Sedación como derecho

Este último aspecto es el que provoca una notable inquietud, al aparecer una medida, entre tantas otras, convertida privilegiadamente en derecho; lo que levanta la sospecha de que nos encontremos ante una decisión entre frívola y demagógica. Puede resultar razonable que se reconozca, como hace el rótulo del artículo 11 del anteproyecto, un “derecho al tratamiento del dolor”, pero no parece haber razón para establecer que la aplicación de los deseables cuidados paliativos necesariamente “incluye, además del tratamiento analgésico específico, la sedación”, como sorprendentemente señala su epígrafe 1. Tan curiosa opción resultará matizada en el epígrafe 2, c), donde tan novedoso derecho tendrá por objeto “recibir, cuando lo necesiten, sedación paliativa, aunque ello implique un acortamiento de la vida, mediante la administración de fármacos en las dosis y combinaciones requeridas para reducir su consciencia, con el fin de aliviar adecuadamente su sufrimiento o síntomas refractarios al tratamiento específico”. Es lógico que, para descartar la obstinación terapéutica, se aclare con rango legal que no será obstáculo para administrar una necesaria sedación que resulte previsible un acortamiento del horizonte vital. El problema radica una vez más en la irresuelta tensión entre un “cuando lo necesiten”, que remite a un principio de autonomía no claramente delimitado, o unas dosis “requeridas” (no queda claro por quien), que para administrarse “adecuadamente”, si se aprecian “síntomas refractarios”, habrían de supeditarse a las exigencias de la lex artis, lo que el precepto no confirma[19].

Al dejarse imprudentemente sin respuesta esa tensión, en un contexto en el que, como hemos visto, el principio de autonomía se tiende a privilegiar respecto a la lex artis, podrían provocarse efectos muy negativos, no faltos por desgracia de experiencia previa entre nosotros. Se han llevado a cabo sedaciones disparatadas (prueba de ello es que no han vuelto a repetirse, ni ellas ni las consiguientes estadísticas de fallecimientos, una vez sometidas a control). Es irrelevante a efectos legislativos que los tribunales no hayan considerado probado indiscutidamente en el caso aludido el nexo causal imprescindible (in dubio pro reo) para aplicar una sanción penal; o que determinado tribunal haya considerado innecesario aludir, al fundamentar su resolución, a la existencia de un dictamen de no observancia de la lex artis; o que determinados medios de comunicación hayan presentado esta decisión como si por si sola convirtiera la conducta analizada en arquetipo de ortodoxo comportamiento. Al legislador lo que debe preocuparle es la garantía de los bienes jurídicos en juego y no la probabilidad, siempre procesalmente problemática, de que llegue a aplicarse una sanción penal al que los vulneró.
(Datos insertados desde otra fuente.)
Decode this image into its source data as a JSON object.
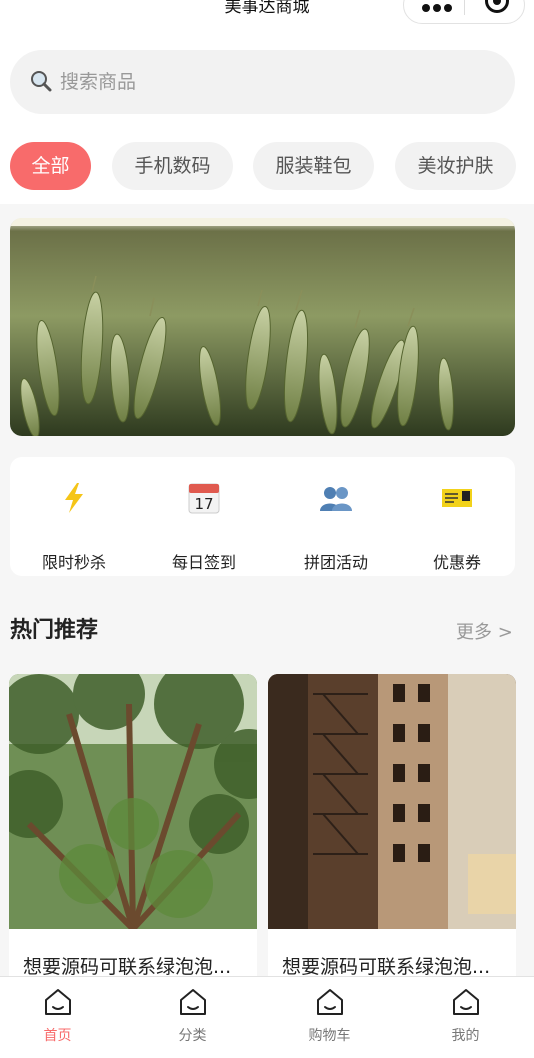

No deja de resultar significativo que sin embargo reciban peor tratamiento otras medidas con inequívoco apoyo en derechos fundamentales constitucionalmente reconocidos. Así, quizá por concederle un valor meramente “emocional”, la asistencia espiritual no se reconoce en el artículo 12 del anteproyecto como derecho. Habrá que acogerse al peculiar “derecho al acompañamiento”, que le sirve de título; gracias a ello los “pacientes podrán recibir el auxilio espiritual que hayan solicitado conforme a sus convicciones y creencias”, aunque siempre con una “limitación”: “que ello resulte compatible con el conjunto de medidas sanitarias necesarias para ofrecer una atención de calidad”.

El perturbador concepto de “calidad de vida” 

Es preciso aludir a un elemento adicional, tampoco expresado en términos suficientemente tranquilizadores. Queda una vez más de relieve la querencia del anteproyecto a convertir la obstinación terapéutica en el único problema necesitado de regulación, ignorando la existencia de amenazas eutanásicas derivadas tanto de paternalismos ideológicos como de cálculos utilitaristas. La “proporcionalidad de las medidas terapéuticas”, abordada en el artículo 17 del anteproyecto, se pone en el epígrafe 2 en conexión no sólo con un genérico concepto de “utilidad clínica”, sino con la obligada “atención a la cantidad y calidad de vida futuras del paciente”.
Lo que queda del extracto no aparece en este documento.